春休みにS.A.L.が主催する写真展に伺いました。その時、ぜひ交流させていただきたいと思っていたので、今回の授業は私にとって学びの多いものになりました。私は去年の夏、SGクラスのプログラムを通してタイで2週間フィールドワークを行いました。それ以来、さまざまな世界の問題に触れて考えてきましたが、肝心の”私たちが考えている問題は本当に問題といっていいのか” という点には恥ずかしいことに気づきませんでした。大学では、もう一度アジアにフィールドワークをしたいと思っていますが、その時自分自身で発見したその場所の問題に対して、どういう経緯でその人々は苦しんでいるのかという問題意識を明確にしていこうと思いました。授業を通しての知的発見を、ぜひ今後大学で世界の問題に触れるなかで生かしていきたいと思います。
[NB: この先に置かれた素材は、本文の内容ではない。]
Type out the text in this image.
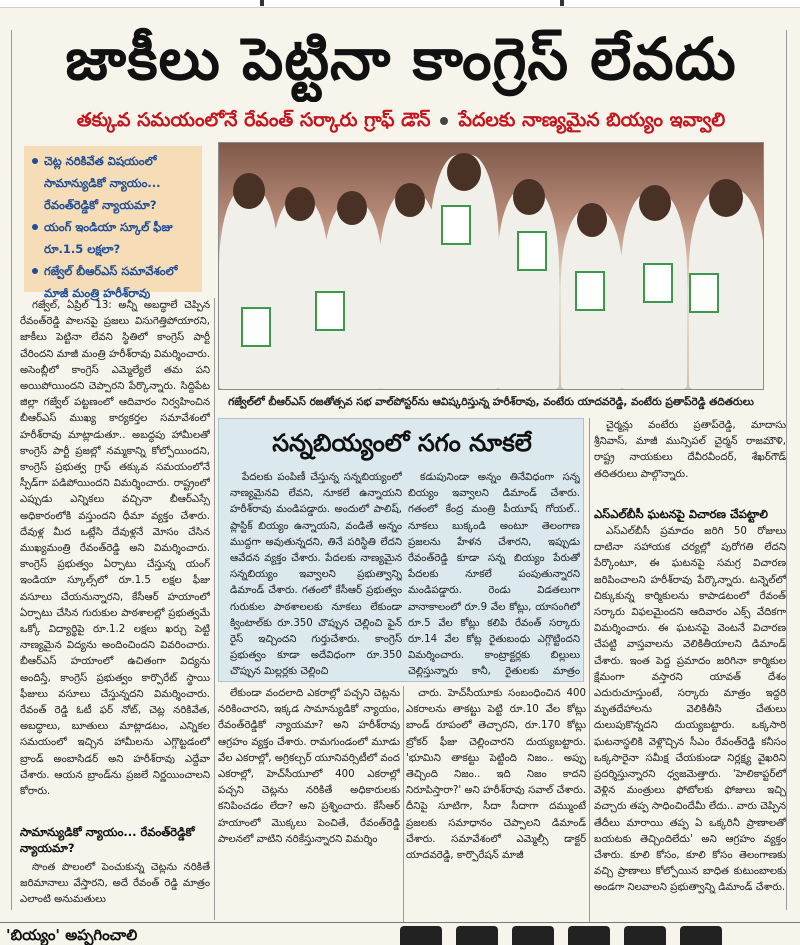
జాకీలు పెట్టినా కాంగ్రెస్ లేవదు
తక్కువ సమయంలోనే రేవంత్ సర్కారు గ్రాఫ్ డౌన్ పేదలకు నాణ్యమైన బియ్యం ఇవ్వాలి
చెట్ల నరికివేత విషయంలో సామాన్యుడికో న్యాయం... రేవంత్‌రెడ్డికో న్యాయమా?
యంగ్ ఇండియా స్కూల్ ఫీజు రూ.1.5 లక్షలా?
గజ్వేల్ బీఆర్ఎస్ సమావేశంలో మాజీ మంత్రి హరీశ్‌రావు
గజ్వేల్‌లో బీఆర్ఎస్ రజతోత్సవ సభ వాల్‌పోస్టర్‌ను ఆవిష్కరిస్తున్న హరీశ్‌రావు, వంటేరు యాదవరెడ్డి, వంటేరు ప్రతాప్‌రెడ్డి తదితరులు

గజ్వేల్, ఏప్రిల్ 13: అన్నీ అబద్ధాలే చెప్పిన రేవంత్‌రెడ్డి పాలనపై ప్రజలు విసుగెత్తిపోయారని, జాకీలు పెట్టినా లేవని స్థితిలో కాంగ్రెస్ పార్టీ చేరిందని మాజీ మంత్రి హరీశ్‌రావు విమర్శించారు. అసెంబ్లీలో కాంగ్రెస్ ఎమ్మెల్యేలే తమ పని అయిపోయిందని చెప్పారని పేర్కొన్నారు. సిద్దిపేట జిల్లా గజ్వేల్ పట్టణంలో ఆదివారం నిర్వహించిన బీఆర్ఎస్ ముఖ్య కార్యకర్తల సమావేశంలో హరీశ్‌రావు మాట్లాడుతూ.. అబద్ధపు హామీలతో కాంగ్రెస్ పార్టీ ప్రజల్లో నమ్మకాన్ని కోల్పోయిందని, కాంగ్రెస్ ప్రభుత్వ గ్రాఫ్ తక్కువ సమయంలోనే స్పీడ్‌గా పడిపోయిందని విమర్శించారు. రాష్ట్రంలో ఎప్పుడు ఎన్నికలు వచ్చినా బీఆర్ఎస్సే అధికారంలోకి వస్తుందని ధీమా వ్యక్తం చేశారు. దేవుళ్ల మీద ఒట్లేసి దేవుళ్లనే మోసం చేసిన ముఖ్యమంత్రి రేవంత్‌రెడ్డి అని విమర్శించారు. కాంగ్రెస్ ప్రభుత్వం ఏర్పాటు చేస్తున్న యంగ్ ఇండియా స్కూల్స్‌లో రూ.1.5 లక్షల ఫీజు వసూలు చేయనున్నారని, కేసీఆర్ హయాంలో ఏర్పాటు చేసిన గురుకుల పాఠశాలల్లో ప్రభుత్వమే ఒక్కో విద్యార్థిపై రూ.1.2 లక్షలు ఖర్చు పెట్టి నాణ్యమైన విద్యను అందించిందని వివరించారు. బీఆర్ఎస్ హయాంలో ఉచితంగా విద్యను అందిస్తే, కాంగ్రెస్ ప్రభుత్వం కార్పొరేట్ స్థాయి ఫీజులు వసూలు చేస్తున్నదని విమర్శించారు. రేవంత్ రెడ్డి ఓటీ ఫర్ నోట్, చెట్ల నరికివేత, అబద్ధాలు, బూతులు మాట్లాడటం, ఎన్నికల సమయంలో ఇచ్చిన హామీలను ఎగ్గొట్టడంలో బ్రాండ్ అంబాసిడర్ అని హరీశ్‌రావు ఎద్దేవా చేశారు. ఆయన బ్రాండ్‌ను ప్రజలే నిర్ణయించాలని కోరారు.

సామాన్యుడికో న్యాయం... రేవంత్‌రెడ్డికో న్యాయమా?

సొంత పొలంలో పెంచుకున్న చెట్లను నరికితే జరిమానాలు వేస్తారని, అదే రేవంత్ రెడ్డి మాత్రం ఎలాంటి అనుమతులు

సన్నబియ్యంలో సగం నూకలే

పేదలకు పంపిణీ చేస్తున్న సన్నబియ్యంలో నాణ్యమైనవి లేవని, నూకలే ఉన్నాయని హరీశ్‌రావు మండిపడ్డారు. అందులో పాలిష్, ప్లాస్టిక్ బియ్యం ఉన్నాయని, వండితే అన్నం ముద్దగా అవుతున్నదని, తినే పరిస్థితి లేదని ఆవేదన వ్యక్తం చేశారు. పేదలకు నాణ్యమైన సన్నబియ్యం ఇవ్వాలని ప్రభుత్వాన్ని డిమాండ్ చేశారు. గతంలో కేసీఆర్ ప్రభుత్వం గురుకుల పాఠశాలలకు నూకలు లేకుండా క్వింటాల్‌కు రూ.350 చొప్పున చెల్లించి ఫైన్ రైస్ ఇచ్చిందని గుర్తుచేశారు. కాంగ్రెస్ ప్రభుత్వం కూడా అదేవిధంగా రూ.350 చొప్పున మిల్లర్లకు చెల్లించి

కడుపునిండా అన్నం తినేవిధంగా సన్న బియ్యం ఇవ్వాలని డిమాండ్ చేశారు. గతంలో కేంద్ర మంత్రి పీయూష్ గోయల్.. నూకలు బుక్కండి అంటూ తెలంగాణ ప్రజలను హేళన చేశారని, ఇప్పుడు రేవంత్‌రెడ్డి కూడా సన్న బియ్యం పేరుతో పేదలకు నూకలే పంపుతున్నారని మండిపడ్డారు. రెండు విడతలుగా వానాకాలంలో రూ.9 వేల కోట్లు, యాసంగిలో రూ.5 వేల కోట్లు కలిపి రేవంత్ సర్కారు రూ.14 వేల కోట్ల రైతుబంధు ఎగ్గొట్టిందని విమర్శించారు. కాంట్రాక్టర్లకు బిల్లులు చెల్లిస్తున్నారు కానీ, రైతులకు మాత్రం

లేకుండా వందలాది ఎకరాల్లో పచ్చని చెట్లను నరికించారని, ఇక్కడ సామాన్యుడికో న్యాయం, రేవంత్‌రెడ్డికో న్యాయమా? అని హరీశ్‌రావు ఆగ్రహం వ్యక్తం చేశారు. రామగుండంలో మూడు వేల ఎకరాల్లో, అగ్రికల్చర్ యూనివర్సిటీలో వంద ఎకరాల్లో, హెచ్‌సీయూలో 400 ఎకరాల్లో పచ్చని చెట్లను నరికితే అధికారులకు కనిపించడం లేదా? అని ప్రశ్నించారు. కేసీఆర్ హయాంలో మొక్కలు పెంచితే, రేవంత్‌రెడ్డి పాలనలో వాటిని నరికేస్తున్నారని విమర్శిం

చారు. హెచ్‌సీయూకు సంబంధించిన 400 ఎకరాలను తాకట్టు పెట్టి రూ.10 వేల కోట్లు బాండ్ రూపంలో తెచ్చారని, రూ.170 కోట్లు బ్రోకర్ ఫీజు చెల్లించారని దుయ్యబట్టారు. 'భూమిని తాకట్టు పెట్టింది నిజం.. అప్పు తెచ్చింది నిజం.. ఇది నిజం కాదని నిరూపిస్తారా?' అని హరీశ్‌రావు సవాల్ చేశారు. దీనిపై సూటిగా, సీదా సీదాగా దమ్ముంటే ప్రజలకు సమాధానం చెప్పాలని డిమాండ్ చేశారు. సమావేశంలో ఎమ్మెల్సీ డాక్టర్ యాదవరెడ్డి, కార్పొరేషన్ మాజీ

చైర్మన్లు వంటేరు ప్రతాప్‌రెడ్డి, మాదాసు శ్రీనివాస్, మాజీ మున్సిపల్ చైర్మన్ రాజమౌళి, రాష్ట్ర నాయకులు దేవీరవీందర్, శేఖర్‌గౌడ్ తదితరులు పాల్గొన్నారు.

ఎస్ఎల్‌బీసీ ఘటనపై విచారణ చేపట్టాలి

ఎస్ఎల్‌బీసీ ప్రమాదం జరిగి 50 రోజులు దాటినా సహాయక చర్యల్లో పురోగతి లేదని పేర్కొంటూ, ఈ ఘటనపై సమగ్ర విచారణ జరిపించాలని హరీశ్‌రావు పేర్కొన్నారు. టన్నెల్‌లో చిక్కుకున్న కార్మికులను కాపాడటంలో రేవంత్ సర్కారు విఫలమైందని ఆదివారం ఎక్స్ వేదికగా విమర్శించారు. ఈ ఘటనపై వెంటనే విచారణ చేపట్టి వాస్తవాలను వెలికితీయాలని డిమాండ్ చేశారు. ఇంత పెద్ద ప్రమాదం జరిగినా కార్మికుల క్షేమంగా వస్తారని యావత్ దేశం ఎదురుచూస్తుంటే, సర్కారు మాత్రం ఇద్దరి మృతదేహాలను వెలికితీసి చేతులు దులుపుకొన్నదని దుయ్యబట్టారు. ఒక్కసారి ఘటనాస్థలికి వెళ్లొచ్చిన సీఎం రేవంత్‌రెడ్డి కనీసం ఒక్కసారైనా సమీక్ష చేయకుండా నిర్లక్ష్య వైఖరిని ప్రదర్శిస్తున్నారని ధ్వజమెత్తారు. 'హెలికాప్టర్‌లో వెళ్లిన మంత్రులు ఫోటోలకు ఫోజులు ఇచ్చి వచ్చారు తప్ప సాధించిందేమీ లేదు.. వారు చెప్పిన తేదీలు మారాయి తప్ప ఏ ఒక్కరినీ ప్రాణాలతో బయటకు తెచ్చిందిలేదు' అని ఆగ్రహం వ్యక్తం చేశారు. కూలి కోసం, కూలి కోసం తెలంగాణకు వచ్చి ప్రాణాలు కోల్పోయిన బాధిత కుటుంబాలకు అండగా నిలవాలని ప్రభుత్వాన్ని డిమాండ్ చేశారు.

'బియ్యం' అప్పగించాలి
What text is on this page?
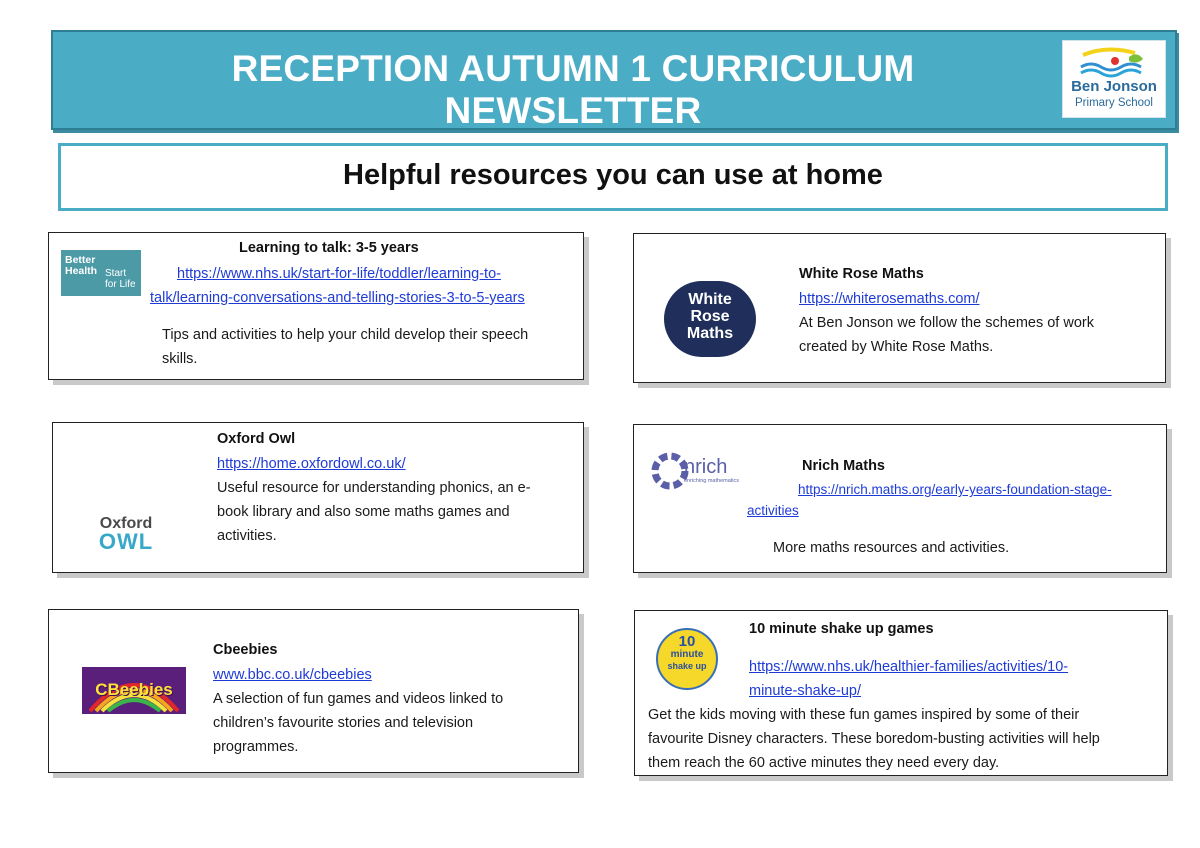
RECEPTION AUTUMN 1 CURRICULUM NEWSLETTER
Ben Jonson
Primary School
Helpful resources you can use at home
Better
Health Start
for Life
Learning to talk: 3-5 years
https://www.nhs.uk/start-for-life/toddler/learning-to-
talk/learning-conversations-and-telling-stories-3-to-5-years
Tips and activities to help your child develop their speech
skills.
White
Rose
Maths
White Rose Maths
https://whiterosemaths.com/
At Ben Jonson we follow the schemes of work
created by White Rose Maths.
Oxford
OWL
Oxford Owl
https://home.oxfordowl.co.uk/
Useful resource for understanding phonics, an e-
book library and also some maths games and
activities.
nrich
enriching mathematics
Nrich Maths
https://nrich.maths.org/early-years-foundation-stage-
activities
More maths resources and activities.
CBeebies
Cbeebies
www.bbc.co.uk/cbeebies
A selection of fun games and videos linked to
children’s favourite stories and television
programmes.
10
minute
shake up
10 minute shake up games
https://www.nhs.uk/healthier-families/activities/10-
minute-shake-up/
Get the kids moving with these fun games inspired by some of their
favourite Disney characters. These boredom-busting activities will help
them reach the 60 active minutes they need every day.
いかがでしたでしょうか。今回の授業では、教員はほとんど介入せず、アイスブレークから抽象度の高い考察まで、大学生の皆さんがSG生たちをうまく刺激しながら自ら知的発見を得るように導いてくれました。SG生たちも、これまでの国内外での学習経験をいかし、大学生と活発に対話していました。慶應義塾大学S.A.L.の皆さん、本当にありがとうございました。

高大連携授業

受験勉強で忙しい高3生ですが、こうした本質的で模範解答のない学びを楽しむマインドを持ち続ければ、きっとこの日出会えた大学生のようになることができるでしょう。将来が楽しみです。